The result is assembled by means of lappend to make sure that even dangerous file names containing, say, quotes or backslashes are properly handled. Consequently the result is a list that can be handled savely with the other l* functions, and in particular

eval set -- "$l"

will set the positional parameters such that

for x in "$@"; do ... done

will correctly iterate over even the strangest file names.

Note: Although the first parameter is a string — and typically you would just specify the directory to remove — only the length of this string is relevant, because exactly this number of characters is removed from each filename given.

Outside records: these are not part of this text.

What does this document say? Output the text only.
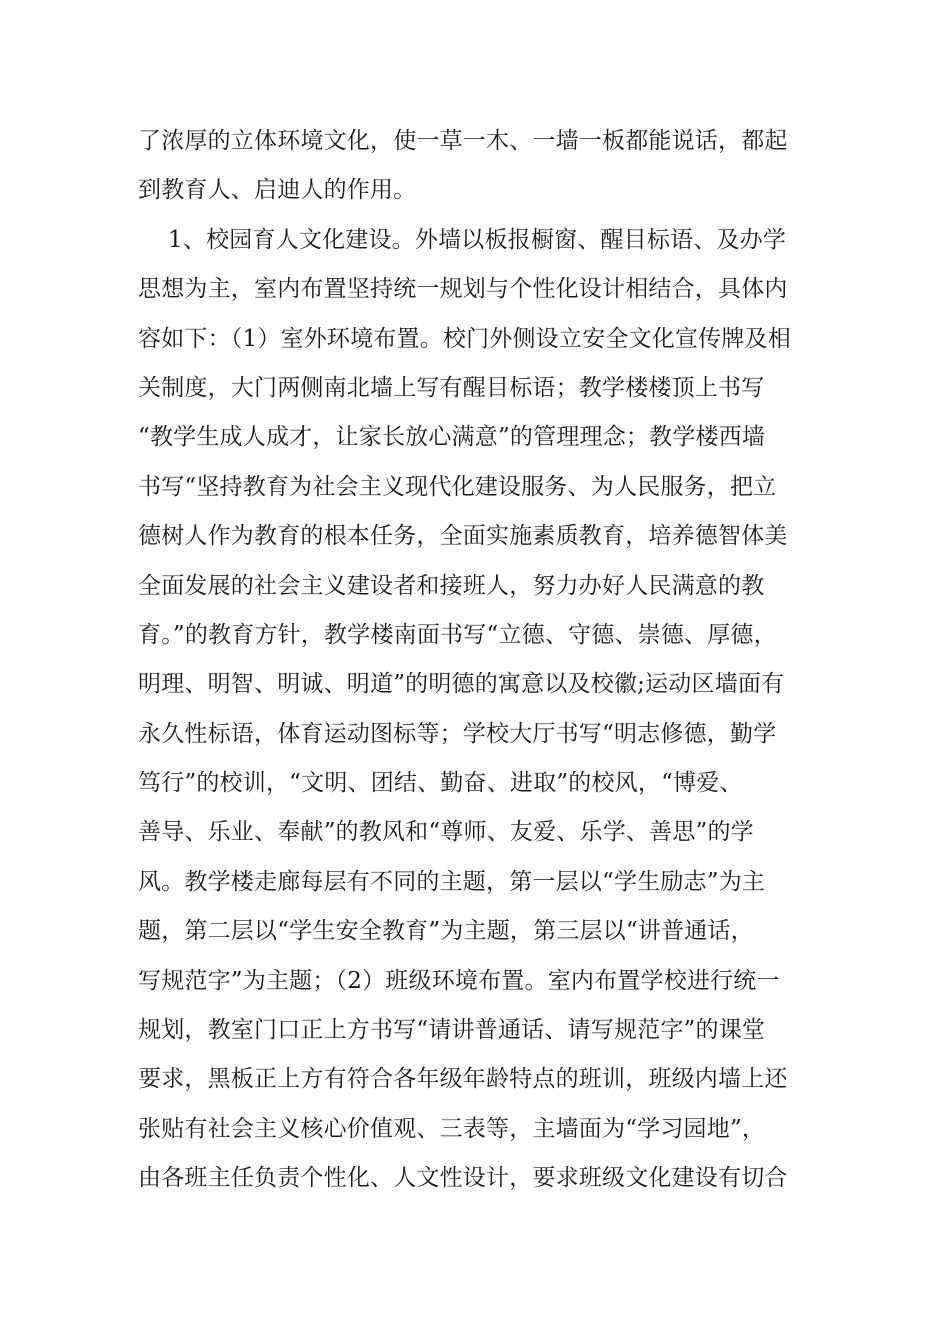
了浓厚的立体环境文化，使一草一木、一墙一板都能说话，都起
到教育人、启迪人的作用。
1、校园育人文化建设。外墙以板报橱窗、醒目标语、及办学
思想为主，室内布置坚持统一规划与个性化设计相结合，具体内
容如下：（1）室外环境布置。校门外侧设立安全文化宣传牌及相
关制度，大门两侧南北墙上写有醒目标语；教学楼楼顶上书写
“教学生成人成才，让家长放心满意”的管理理念；教学楼西墙
书写“坚持教育为社会主义现代化建设服务、为人民服务，把立
德树人作为教育的根本任务，全面实施素质教育，培养德智体美
全面发展的社会主义建设者和接班人，努力办好人民满意的教
育。”的教育方针，教学楼南面书写“立德、守德、崇德、厚德，
明理、明智、明诚、明道”的明德的寓意以及校徽;运动区墙面有
永久性标语，体育运动图标等；学校大厅书写“明志修德，勤学
笃行”的校训，“文明、团结、勤奋、进取”的校风，“博爱、
善导、乐业、奉献”的教风和“尊师、友爱、乐学、善思”的学
风。教学楼走廊每层有不同的主题，第一层以“学生励志”为主
题，第二层以“学生安全教育”为主题，第三层以“讲普通话，
写规范字”为主题；（2）班级环境布置。室内布置学校进行统一
规划，教室门口正上方书写“请讲普通话、请写规范字”的课堂
要求，黑板正上方有符合各年级年龄特点的班训，班级内墙上还
张贴有社会主义核心价值观、三表等，主墙面为“学习园地”，
由各班主任负责个性化、人文性设计，要求班级文化建设有切合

mapTarget — map a target pattern to a task name

mapTarget pattern task

result: none

By default, every target is handled by the task with the same name. With mapTarget it is, however, possible to declare that a target matching the given pattern shall be handled by the named task. As an example consider:

mapTarget '*.o' compileC

This makes sure that every target matching the pattern *.o will be handled by the task compileC. The function mapTarget should usually be called before rule evaluation starts. The pattern will go once through eval, so any special character must be properly quoted. If several patterns match a target, the pattern which was added later has priority.

Yruba maintains the pattern map in a shell case construct stored in the variable yruba_tagmap. In desperate cases it may help debugging to just print its contents.


ydoc — add a one line descripton to a target

ydoc target text ...

result: none

Registers text as a short description of target. To list the descripton of targets, use command line option -i.